In the end, I will gladly admit this is definitely a much more academic framing of the issue (focused on trying to tease out exactly how visual novels fit into the grander scheme of storytelling and art) than most people probably care about. However, there are a wide variety of places to attack this from, including a cultural one (studying otaku, fandom, the Japanese entertainment industry), technology (computers, the Internet), history (in terms of how VNs permeate anime adaptations), etc. You could even use them as a contrast for the American comic book industry and the rise of more “comic book” style indie games (or even the appearance of this Dead Space one). Or even with respect to “limited animation”, which is the main animation techniques used by most TV anime studios. Any of them work. But if you try and claim that VNs are “narrative art” and “hold their own” against other well-established genres, you have to at least do something other than “VNs are unique and a special genre because they’re great and awesome and Jun Maeda and psychology” (which is pretty close to a direct quote) since then you just end up circle-jerking really hard and not really getting anywhere.
Anyways, I guess that’s me sort of venting my frustration at a badly run panel, which didn’t offer too much information besides fleshing out what is described in these news articles.
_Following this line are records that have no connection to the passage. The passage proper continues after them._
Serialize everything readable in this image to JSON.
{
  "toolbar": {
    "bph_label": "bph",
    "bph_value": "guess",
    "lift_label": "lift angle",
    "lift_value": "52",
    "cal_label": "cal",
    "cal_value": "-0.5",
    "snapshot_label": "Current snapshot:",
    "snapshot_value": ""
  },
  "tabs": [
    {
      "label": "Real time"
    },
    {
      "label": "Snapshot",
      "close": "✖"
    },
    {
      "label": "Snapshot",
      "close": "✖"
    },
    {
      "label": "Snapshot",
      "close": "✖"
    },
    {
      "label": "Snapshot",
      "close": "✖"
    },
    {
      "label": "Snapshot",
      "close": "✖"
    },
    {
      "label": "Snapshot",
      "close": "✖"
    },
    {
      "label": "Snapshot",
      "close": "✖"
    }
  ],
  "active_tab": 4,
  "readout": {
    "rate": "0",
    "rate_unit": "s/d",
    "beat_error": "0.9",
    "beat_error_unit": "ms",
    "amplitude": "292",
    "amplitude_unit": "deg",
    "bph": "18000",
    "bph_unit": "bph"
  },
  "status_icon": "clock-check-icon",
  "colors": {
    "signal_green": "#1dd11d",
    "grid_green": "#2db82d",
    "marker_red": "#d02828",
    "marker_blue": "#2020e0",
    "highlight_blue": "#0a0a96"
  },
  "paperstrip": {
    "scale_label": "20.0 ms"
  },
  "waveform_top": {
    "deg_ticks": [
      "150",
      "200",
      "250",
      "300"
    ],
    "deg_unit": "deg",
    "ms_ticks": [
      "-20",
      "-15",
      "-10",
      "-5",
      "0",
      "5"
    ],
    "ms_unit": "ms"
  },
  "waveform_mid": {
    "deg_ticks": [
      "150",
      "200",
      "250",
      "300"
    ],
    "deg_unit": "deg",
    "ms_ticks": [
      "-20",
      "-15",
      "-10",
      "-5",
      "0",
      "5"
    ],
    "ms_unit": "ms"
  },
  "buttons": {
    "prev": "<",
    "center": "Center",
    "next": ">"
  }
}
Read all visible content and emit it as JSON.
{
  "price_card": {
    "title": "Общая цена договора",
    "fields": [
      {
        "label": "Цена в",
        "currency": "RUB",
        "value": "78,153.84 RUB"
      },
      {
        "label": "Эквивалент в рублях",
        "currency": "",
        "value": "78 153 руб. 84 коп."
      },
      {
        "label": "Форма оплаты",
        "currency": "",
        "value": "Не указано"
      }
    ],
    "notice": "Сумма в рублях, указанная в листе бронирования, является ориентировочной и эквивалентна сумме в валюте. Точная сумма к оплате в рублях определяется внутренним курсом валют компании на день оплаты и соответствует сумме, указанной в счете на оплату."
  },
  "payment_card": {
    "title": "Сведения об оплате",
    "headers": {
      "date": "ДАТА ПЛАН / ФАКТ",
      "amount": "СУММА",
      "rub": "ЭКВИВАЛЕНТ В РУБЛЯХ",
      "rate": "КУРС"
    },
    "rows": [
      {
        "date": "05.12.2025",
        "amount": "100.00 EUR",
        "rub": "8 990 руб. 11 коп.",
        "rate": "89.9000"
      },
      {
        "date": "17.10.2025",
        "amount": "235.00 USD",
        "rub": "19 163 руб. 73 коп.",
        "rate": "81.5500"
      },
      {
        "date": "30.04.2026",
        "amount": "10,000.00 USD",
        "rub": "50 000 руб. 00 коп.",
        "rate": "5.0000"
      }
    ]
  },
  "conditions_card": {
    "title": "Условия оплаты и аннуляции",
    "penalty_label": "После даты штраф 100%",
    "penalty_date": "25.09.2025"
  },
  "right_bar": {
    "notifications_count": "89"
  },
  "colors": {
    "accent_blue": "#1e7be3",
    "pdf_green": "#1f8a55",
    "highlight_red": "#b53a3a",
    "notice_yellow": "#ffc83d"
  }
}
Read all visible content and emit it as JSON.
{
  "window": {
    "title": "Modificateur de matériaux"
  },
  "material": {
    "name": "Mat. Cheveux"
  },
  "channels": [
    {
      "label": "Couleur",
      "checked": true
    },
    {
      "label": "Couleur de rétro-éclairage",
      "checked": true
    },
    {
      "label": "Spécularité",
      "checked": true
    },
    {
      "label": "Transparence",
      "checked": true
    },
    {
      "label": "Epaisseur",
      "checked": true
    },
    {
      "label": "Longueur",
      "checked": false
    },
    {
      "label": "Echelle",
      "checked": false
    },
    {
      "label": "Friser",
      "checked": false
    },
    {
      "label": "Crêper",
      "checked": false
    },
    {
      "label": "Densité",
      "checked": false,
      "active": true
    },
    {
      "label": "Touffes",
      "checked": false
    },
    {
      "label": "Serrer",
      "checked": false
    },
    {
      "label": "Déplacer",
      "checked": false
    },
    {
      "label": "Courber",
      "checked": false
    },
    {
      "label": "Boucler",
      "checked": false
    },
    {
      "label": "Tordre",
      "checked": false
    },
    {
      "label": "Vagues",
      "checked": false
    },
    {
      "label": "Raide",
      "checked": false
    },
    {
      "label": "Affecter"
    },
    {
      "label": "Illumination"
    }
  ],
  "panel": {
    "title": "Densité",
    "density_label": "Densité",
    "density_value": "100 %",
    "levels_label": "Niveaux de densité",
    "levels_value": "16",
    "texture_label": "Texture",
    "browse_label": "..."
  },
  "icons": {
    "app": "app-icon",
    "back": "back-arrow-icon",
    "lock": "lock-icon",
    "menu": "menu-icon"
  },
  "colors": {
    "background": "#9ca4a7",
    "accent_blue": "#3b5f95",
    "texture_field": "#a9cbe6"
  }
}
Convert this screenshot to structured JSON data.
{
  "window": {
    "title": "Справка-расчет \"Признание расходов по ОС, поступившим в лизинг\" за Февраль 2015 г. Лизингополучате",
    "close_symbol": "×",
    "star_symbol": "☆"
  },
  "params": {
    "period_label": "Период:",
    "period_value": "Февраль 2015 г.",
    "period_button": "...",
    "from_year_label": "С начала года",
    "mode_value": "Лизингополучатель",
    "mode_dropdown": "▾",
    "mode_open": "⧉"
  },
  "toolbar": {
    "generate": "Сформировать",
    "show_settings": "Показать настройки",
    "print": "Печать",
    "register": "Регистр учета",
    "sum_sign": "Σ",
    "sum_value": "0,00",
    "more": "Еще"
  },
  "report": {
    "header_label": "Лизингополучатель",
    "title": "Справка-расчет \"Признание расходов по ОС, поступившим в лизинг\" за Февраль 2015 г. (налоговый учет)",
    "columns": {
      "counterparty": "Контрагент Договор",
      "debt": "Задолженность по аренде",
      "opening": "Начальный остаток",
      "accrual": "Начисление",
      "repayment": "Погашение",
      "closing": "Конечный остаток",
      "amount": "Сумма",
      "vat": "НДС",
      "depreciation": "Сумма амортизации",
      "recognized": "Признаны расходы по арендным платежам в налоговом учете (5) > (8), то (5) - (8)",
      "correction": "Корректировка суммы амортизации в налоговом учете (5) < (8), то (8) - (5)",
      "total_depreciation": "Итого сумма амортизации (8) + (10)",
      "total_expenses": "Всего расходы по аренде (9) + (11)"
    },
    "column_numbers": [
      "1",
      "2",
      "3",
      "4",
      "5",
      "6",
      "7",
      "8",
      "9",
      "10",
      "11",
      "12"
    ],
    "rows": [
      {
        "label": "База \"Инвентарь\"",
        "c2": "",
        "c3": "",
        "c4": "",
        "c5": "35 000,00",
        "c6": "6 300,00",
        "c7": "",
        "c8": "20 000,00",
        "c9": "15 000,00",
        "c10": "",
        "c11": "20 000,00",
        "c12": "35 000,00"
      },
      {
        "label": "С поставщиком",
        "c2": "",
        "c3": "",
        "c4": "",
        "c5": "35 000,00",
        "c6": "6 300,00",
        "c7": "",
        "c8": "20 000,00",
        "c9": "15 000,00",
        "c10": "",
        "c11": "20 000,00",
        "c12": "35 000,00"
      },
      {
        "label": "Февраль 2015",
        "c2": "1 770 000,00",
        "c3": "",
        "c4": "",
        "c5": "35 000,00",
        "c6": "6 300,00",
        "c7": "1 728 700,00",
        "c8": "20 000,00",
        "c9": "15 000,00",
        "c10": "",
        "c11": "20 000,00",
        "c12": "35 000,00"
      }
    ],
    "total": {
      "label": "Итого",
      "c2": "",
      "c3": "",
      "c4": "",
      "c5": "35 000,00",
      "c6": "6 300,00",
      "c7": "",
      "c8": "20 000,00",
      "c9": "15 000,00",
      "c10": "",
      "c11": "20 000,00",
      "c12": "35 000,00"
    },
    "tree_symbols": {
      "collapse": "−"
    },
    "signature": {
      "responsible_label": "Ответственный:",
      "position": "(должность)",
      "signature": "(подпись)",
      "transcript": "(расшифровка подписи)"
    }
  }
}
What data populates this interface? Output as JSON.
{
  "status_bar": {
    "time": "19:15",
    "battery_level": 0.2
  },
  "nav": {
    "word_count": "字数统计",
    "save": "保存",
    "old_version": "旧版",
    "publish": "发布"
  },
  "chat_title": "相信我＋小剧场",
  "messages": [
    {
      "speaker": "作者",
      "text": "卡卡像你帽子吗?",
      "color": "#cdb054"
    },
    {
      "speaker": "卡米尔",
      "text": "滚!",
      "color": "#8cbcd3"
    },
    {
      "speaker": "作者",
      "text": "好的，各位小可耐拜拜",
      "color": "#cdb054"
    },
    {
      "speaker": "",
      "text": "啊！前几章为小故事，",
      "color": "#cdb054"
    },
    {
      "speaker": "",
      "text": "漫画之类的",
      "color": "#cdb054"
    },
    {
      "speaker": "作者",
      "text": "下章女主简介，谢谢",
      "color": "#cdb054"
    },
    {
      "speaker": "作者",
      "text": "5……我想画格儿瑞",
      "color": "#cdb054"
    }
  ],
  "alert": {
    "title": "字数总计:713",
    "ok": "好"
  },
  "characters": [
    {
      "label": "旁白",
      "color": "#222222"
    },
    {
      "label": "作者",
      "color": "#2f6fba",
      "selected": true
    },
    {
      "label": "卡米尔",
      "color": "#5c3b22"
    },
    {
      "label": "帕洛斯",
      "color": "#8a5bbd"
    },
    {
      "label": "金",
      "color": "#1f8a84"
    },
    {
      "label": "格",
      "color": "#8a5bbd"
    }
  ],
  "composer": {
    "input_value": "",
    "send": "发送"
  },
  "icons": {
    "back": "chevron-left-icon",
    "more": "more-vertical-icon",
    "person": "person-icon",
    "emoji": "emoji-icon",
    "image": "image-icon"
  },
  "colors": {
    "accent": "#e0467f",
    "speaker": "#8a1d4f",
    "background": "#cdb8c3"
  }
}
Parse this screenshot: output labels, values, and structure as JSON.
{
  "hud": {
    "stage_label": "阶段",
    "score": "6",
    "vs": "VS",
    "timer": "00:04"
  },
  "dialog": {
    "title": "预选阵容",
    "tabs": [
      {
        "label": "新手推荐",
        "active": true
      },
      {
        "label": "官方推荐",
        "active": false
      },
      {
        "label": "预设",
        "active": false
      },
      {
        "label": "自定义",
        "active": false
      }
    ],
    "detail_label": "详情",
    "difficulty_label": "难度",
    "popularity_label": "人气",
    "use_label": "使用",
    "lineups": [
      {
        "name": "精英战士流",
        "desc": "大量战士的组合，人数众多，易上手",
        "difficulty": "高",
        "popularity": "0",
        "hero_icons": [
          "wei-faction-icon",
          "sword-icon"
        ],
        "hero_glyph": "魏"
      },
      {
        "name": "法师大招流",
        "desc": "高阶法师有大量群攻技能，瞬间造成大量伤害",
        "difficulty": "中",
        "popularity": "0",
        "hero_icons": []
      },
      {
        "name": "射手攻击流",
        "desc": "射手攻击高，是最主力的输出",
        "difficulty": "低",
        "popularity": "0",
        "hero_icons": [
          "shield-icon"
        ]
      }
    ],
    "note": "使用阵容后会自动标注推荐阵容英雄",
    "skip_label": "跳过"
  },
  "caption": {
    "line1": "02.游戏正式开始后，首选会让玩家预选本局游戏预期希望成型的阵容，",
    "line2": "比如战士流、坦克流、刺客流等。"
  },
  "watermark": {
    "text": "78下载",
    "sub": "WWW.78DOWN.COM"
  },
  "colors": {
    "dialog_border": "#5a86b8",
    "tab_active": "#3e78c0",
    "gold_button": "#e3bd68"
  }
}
Regardless of the quality of the panel though, I still respect Alex Mui (the panelist) a lot for all the work he has clearly put in to this project, since once we got to the actual “here’s the history of VNs” he had his shit much more together. And he seemed like a very nice guy :).
One cool thing I did learn though was that the VN format ended up, as you would anticipate from the framing above, encouraging very interesting narrative structures that played with its ability to, as I put it, “think motion temporally”, via games like Higurashi (time loops), Clannad (non-linear storylines/routes), and Saya no Uta (superposition of images), among others (e.g., Steins;Gate, Little Busters!).
It also really flourished when it came to combining a lot more text with images (because the two no longer compete for space in an exclusively spatial sense): VNs absolutely dominate word counts when comparing longest stories.
tl;dr: Fans can be weird, framing is important, and visual novels occupy a very interesting narrative niche because they “think” about motion between fixed keyframes in time (like anime or movies) rather than in space (like comic books/manga do).
What are your opinions on visual novels, both in terms of the overall format as well as general content? Have any favorites that do some of the cool things I talk about here?